Feb 16 β€’ 08:35 UTC πŸ‡΅πŸ‡± Poland Rzeczpospolita

Relief in Tokyo. The Japanese economy did not fall into recession

Japan's economy grew by 0.2% in the fourth quarter, defying recession predictions, primarily driven by private consumption.

Japan's economy showed surprising resilience with an annualized growth of 0.2% in the fourth quarter, following a significant contraction of 2.6% in the preceding months. This growth was primarily fueled by increased private consumption, which helped offset weaknesses observed in exports and public spending, as reported by the Japanese government. Analysts had initially forecasted a much higher growth rate of 1.6%, showcasing the unexpected dynamics of the current economic climate in Japan.
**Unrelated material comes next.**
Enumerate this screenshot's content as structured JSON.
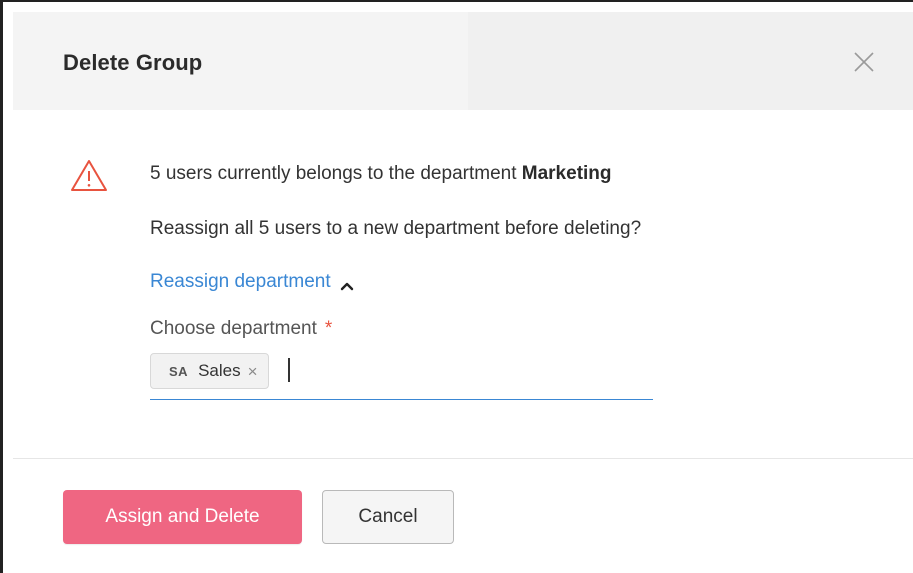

Despite this marginal growth, domestic demand remains fragile, particularly amid ongoing high inflation levels. Core inflation, excluding fresh food and energy prices, averaged 3% in 2025, suggesting persistent price pressures on households. However, experts anticipate that core consumer prices may decrease to around 1% year-on-year by February, marking a potential shift after nearly four years of elevated inflation rates. Takahide Kiuchi, chief economist at Nomura Research, indicated that inflation is likely to oscillate around 2% in the short term, adding complexity to the economic recovery narrative.
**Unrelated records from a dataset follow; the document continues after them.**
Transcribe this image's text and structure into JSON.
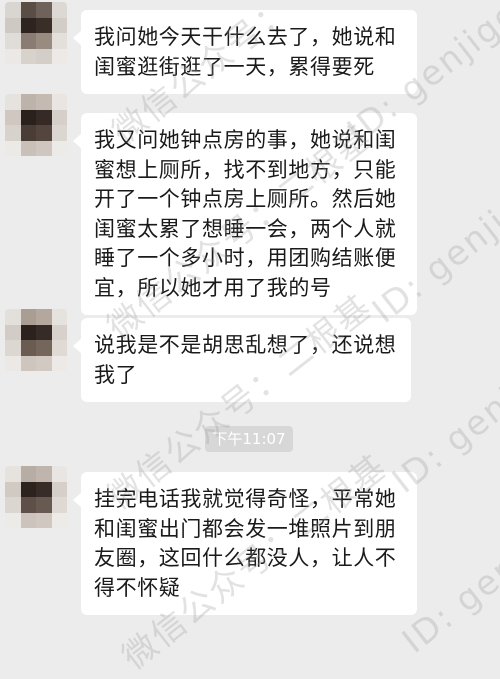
{
  "messages": [
    {
      "lines": [
        "我问她今天干什么去了，她说和",
        "闺蜜逛街逛了一天，累得要死"
      ]
    },
    {
      "lines": [
        "我又问她钟点房的事，她说和闺",
        "蜜想上厕所，找不到地方，只能",
        "开了一个钟点房上厕所。然后她",
        "闺蜜太累了想睡一会，两个人就",
        "睡了一个多小时，用团购结账便",
        "宜，所以她才用了我的号"
      ]
    },
    {
      "lines": [
        "说我是不是胡思乱想了，还说想",
        "我了"
      ]
    },
    {
      "lines": [
        "挂完电话我就觉得奇怪，平常她",
        "和闺蜜出门都会发一堆照片到朋",
        "友圈，这回什么都没人，让人不",
        "得不怀疑"
      ]
    }
  ],
  "timestamp": "下午11:07",
  "watermarks": [
    "微信公众号：",
    "ID: genjige",
    "微信公众号：二根基",
    "ID: genjige",
    "微信公众号：二根基",
    "ID: genjige",
    "微信公众号：二根基",
    "ID: genjige"
  ],
  "colors": {
    "background": "#ececec",
    "bubble": "#ffffff",
    "text": "#1a1a1a",
    "timestamp_bg": "#d7d7d7"
  }
}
The response from financial markets to these economic indicators has been mixed. Japanese stocks experienced notable gains, while the yen weakened in reaction to the government's policy directions. Overall, while Japan has narrowly avoided falling into recession, the economic outlook remains cautious, with focus now turning to inflation management and sustaining private consumption to bolster further growth in the upcoming quarters.